All’appello mancano 13 miliardi. E’ la denuncia del numero uno dell’Associazione nazionale comuni italiani (Anci), Antonio Decaro. Dal meeting di Rimini arriva l’allarme suilla situazione finanziaria degli enti locali, in prima linea per offrire servizi ai cittadini. “Dal governo stiamo aspettando delle risposte sul perché sono stati spostati 13 miliardi di euro su 16 del Repower: quei 13 miliardi sono di competenza dei Comuni, forse l’unico comparto dello Stato in linea con la tempistica, visto che abbiamo già fatto 55.000 gare, impegnando il 52% delle risorse assegnate” ha spiegato Decaro. “Se la scelta del Governo passerà il vaglio della Commissione Europea e quelle somme saranno spostate – avverte Decaro – chiediamo al Governo di trovare contestualmente risorse sostitutive, perché non si possono lasciare i Comuni con gare aperte e cantieri aperti”, ha sottolineato il presidente dei sindaci.

Il Pnrr è una grande opportunità per il trasporto rapido

“Oggi abbiamo una grande occasione: 3,6 miliardi per il trasporto rapido di massa, parliamo di 231 chilometri tra Brt, metropolitane, tramvie, filovie”ha precisato. “La Regione Puglia cresce. Ha un trend di crescita molto alto in questi anni grazie allo sviluppo delle infrastrutture. Non sarebbero nate aziende importanti, penso alle aziende di pasta e farine, se non avessimo avuto un porto con linee merci dove possono arrivare navi dalla Turchia” ha spiegato. “Il sistema delle infrastrutture e interconnessioni – ha evidenziato Decaro – portano a una crescita economica e sociale dei nostri territori. Bari non sarebbe mai diventata una città turistica senza un porto con 5mila crocieristi al giorno, senza un aeroporto con voli internazionali e low cost”.

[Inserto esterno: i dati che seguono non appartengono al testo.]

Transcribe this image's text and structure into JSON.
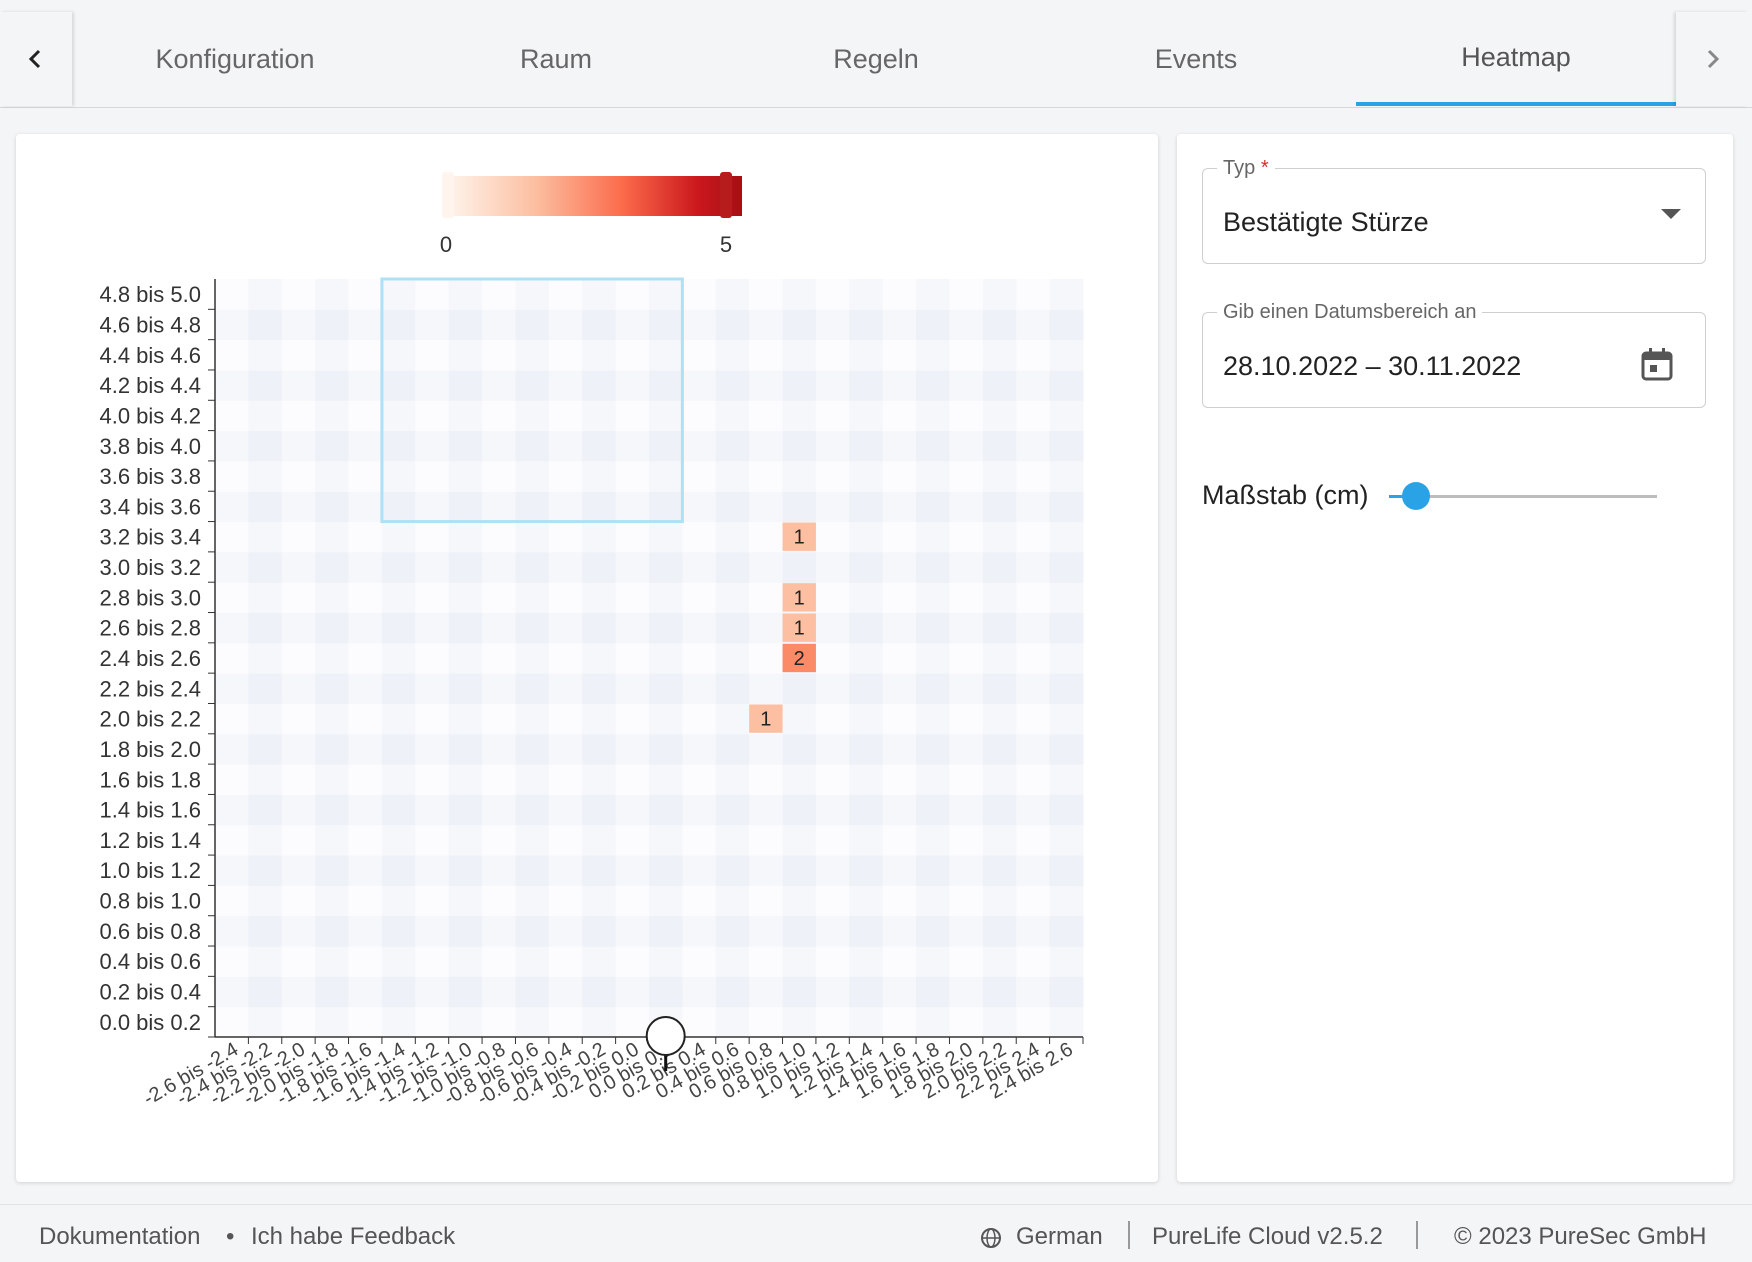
{
  "tabs": {
    "items": [
      {
        "label": "Konfiguration",
        "active": false
      },
      {
        "label": "Raum",
        "active": false
      },
      {
        "label": "Regeln",
        "active": false
      },
      {
        "label": "Events",
        "active": false
      },
      {
        "label": "Heatmap",
        "active": true
      }
    ],
    "prev_icon": "chevron-left-icon",
    "next_icon": "chevron-right-icon"
  },
  "filters": {
    "type": {
      "label": "Typ",
      "required_mark": "*",
      "value": "Bestätigte Stürze"
    },
    "date_range": {
      "label": "Gib einen Datumsbereich an",
      "value": "28.10.2022 – 30.11.2022",
      "icon": "calendar-icon"
    },
    "scale": {
      "label": "Maßstab (cm)",
      "slider_fraction": 0.1
    }
  },
  "chart_data": {
    "type": "heatmap",
    "colorscale": {
      "min_label": "0",
      "max_label": "5",
      "colors": [
        "#fff5ee",
        "#fcbfa1",
        "#fb6a4a",
        "#cb181d",
        "#a50f15"
      ]
    },
    "x_categories": [
      "-2.6 bis -2.4",
      "-2.4 bis -2.2",
      "-2.2 bis -2.0",
      "-2.0 bis -1.8",
      "-1.8 bis -1.6",
      "-1.6 bis -1.4",
      "-1.4 bis -1.2",
      "-1.2 bis -1.0",
      "-1.0 bis -0.8",
      "-0.8 bis -0.6",
      "-0.6 bis -0.4",
      "-0.4 bis -0.2",
      "-0.2 bis 0.0",
      "0.0 bis 0.2",
      "0.2 bis 0.4",
      "0.4 bis 0.6",
      "0.6 bis 0.8",
      "0.8 bis 1.0",
      "1.0 bis 1.2",
      "1.2 bis 1.4",
      "1.4 bis 1.6",
      "1.6 bis 1.8",
      "1.8 bis 2.0",
      "2.0 bis 2.2",
      "2.2 bis 2.4",
      "2.4 bis 2.6"
    ],
    "y_categories": [
      "0.0 bis 0.2",
      "0.2 bis 0.4",
      "0.4 bis 0.6",
      "0.6 bis 0.8",
      "0.8 bis 1.0",
      "1.0 bis 1.2",
      "1.2 bis 1.4",
      "1.4 bis 1.6",
      "1.6 bis 1.8",
      "1.8 bis 2.0",
      "2.0 bis 2.2",
      "2.2 bis 2.4",
      "2.4 bis 2.6",
      "2.6 bis 2.8",
      "2.8 bis 3.0",
      "3.0 bis 3.2",
      "3.2 bis 3.4",
      "3.4 bis 3.6",
      "3.6 bis 3.8",
      "3.8 bis 4.0",
      "4.0 bis 4.2",
      "4.2 bis 4.4",
      "4.4 bis 4.6",
      "4.6 bis 4.8",
      "4.8 bis 5.0"
    ],
    "cells": [
      {
        "x": "0.8 bis 1.0",
        "y": "3.2 bis 3.4",
        "value": 1
      },
      {
        "x": "0.8 bis 1.0",
        "y": "2.8 bis 3.0",
        "value": 1
      },
      {
        "x": "0.8 bis 1.0",
        "y": "2.6 bis 2.8",
        "value": 1
      },
      {
        "x": "0.8 bis 1.0",
        "y": "2.4 bis 2.6",
        "value": 2
      },
      {
        "x": "0.6 bis 0.8",
        "y": "2.0 bis 2.2",
        "value": 1
      }
    ],
    "value_range": [
      0,
      5
    ],
    "region": {
      "x_from": "-1.6 bis -1.4",
      "x_to": "0.0 bis 0.2",
      "y_from": "3.4 bis 3.6",
      "y_to": "4.8 bis 5.0",
      "color": "#aee0f7"
    },
    "marker": {
      "x": "0.0 bis 0.2",
      "y": "0.0 bis 0.2",
      "icon": "sensor-marker-icon"
    }
  },
  "footer": {
    "documentation": "Dokumentation",
    "bullet": "•",
    "feedback": "Ich habe Feedback",
    "language_icon": "globe-icon",
    "language": "German",
    "version": "PureLife Cloud v2.5.2",
    "copyright": "© 2023 PureSec GmbH"
  }
}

Sul tema della spesa gli enti locali sono stati affidabili

Per il numero uno dell’Anci, i cominu sono sono dimostrati “affidabili” visto che “ad oggi siamo il comparto dello Stato più avanti, rispetto ad alcuni ministeri che invece non hanno ancora iniziato le progettazioni” con i fondi Pnrr. Decaro ha poi evidenziato che “oltre 55mila gare” fatte dai Comuni sono già partite, “il 52% di tutte le risorse del Pnrr”. Si tratta del resto di una questione essenziale per garatire il rilancio del territorio.  “Il Pnrr serve a recuperare dei gap, in particolare i gap dal punto di vista territoriale. Noi stiamo facendo la nostra parte anche se abbiamo perso il personale negli anni, negli ultimi 15 anni abbiamo perso un terzo del personale” ha aggiunto. 

Le risorse sono poche

Al momento il piatto piange. E la prospettiva del ritorno a regime del Patto di Stabilità nel 2024 non promette nulla di buono. Intanto i Comuni stanno tentando di recupoerare le tasse dovute dai cittadini. Se tutto andrà come previsto, sullo stralcio delle cartelle da mille euro saranno le amministrazioni locali a decidere in funzione della situazione di bilancio. Ognuno farà quindi come ritiene. A patto di mantenere i conti in ordine. Anche perchè sullo sfondo resta il rischio per gli amministratori di incorrere nella responsabilità per danno erariale.